Passer par le village de Maynal, il fait partie du Revermont, mais le nord-ouest de la commune déborde sur la Bresse. Comme beaucoup de villages du département, Maynal étaient divisé en deux seigneuries principales, dites l'une la partie de Rosay et l'autre, la partie de Chevreau ; la première relevait du château de Saint-Laurent-La-Roche.
Puis Beaufort, le village de Beaufort bénéficie de l'appellation d'origine contrôlée "Côtes du Jura" pour les vins qui sont produits dans le vignoble couvrant les pentes du Revermont. Il est aussi situé dans la zone d'appellation "Comté".
Beaufort doit son origine à son château fort bâti au XIIe siècle par les religieux de Gigny pour la protection de leurs vastes domaines en ces lieux. Quelques cabanes occupées par des serfs ont donc formé le premier village. Installé au pied de la colline les habitants pouvaient se réfugier au château en cas de péril.
A voir les ruines du château du XIIe siècle, propriété privée, l'église Saint-Cyr-et-Sainte-Julitte du XVe siècle, calvaire et de belles demeures et le Site de la Madone.
Arrêtez-vous à la Caborde à Orbagna. Édifice architectural aérien et élégant, posé telle une apparition au milieu des vignes, la Caborde, à Orbagna, est le haut-lieu du vignoble jurassien. Cette « aire viticulturelle » propose expositions, projections, concerts, débats, ateliers, animations et boutique sur plus de 5 000 m2, autour des vins du Jura.
Quelques vignerons partenaires y organisent leurs dégustations et, par ailleurs, un service au verre permet de découvrir les crus parmi une sélection de 24 bouteilles issues des domaines alentours. La Caborde est aussi le point de départ de douze randonnées de découverte à travers le territoire, pour des promenades aussi épicuriennes que bucoliques !
Petite halte à Saint-Agnès, puis direction Lons-le-Saunier par la D1083 (42,1 km), capitale du Jura et station thermale.
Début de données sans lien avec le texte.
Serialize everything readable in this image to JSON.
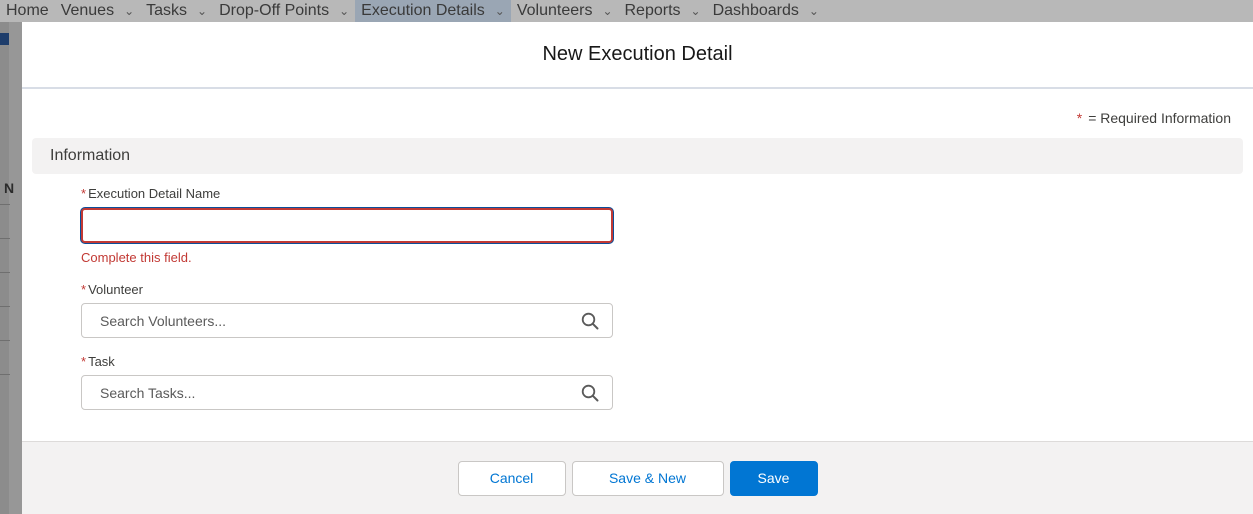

Lons-le-Saunier est aussi la ville natale de Rouget de Lisle. La pittoresque rue du Commerce, bordée d'arcades, et la place de la Liberté, agrémentée de jets d'eau et entourée de beaux édifices tels que le théâtre et la tour de l'Horloge, comptent parmi les lieux immanquables de la ville.
La maison natale de Rouget de Lisle, située dans la rue du Commerce, abrite aujourd'hui un musée qui retrace la vie de l'auteur de la Marseillaise. À découvrir également : l'Hôtel-Dieu du XVIIIe siècle et sa magnifique apothicairerie, l'église des Cordeliers, l'église Saint-Désiré, les charmantes fontaines, le musée des Beaux-Arts ou encore le musée d'Archéologie exposant des collections de minéralogie, de paléontologie et d'archéologie.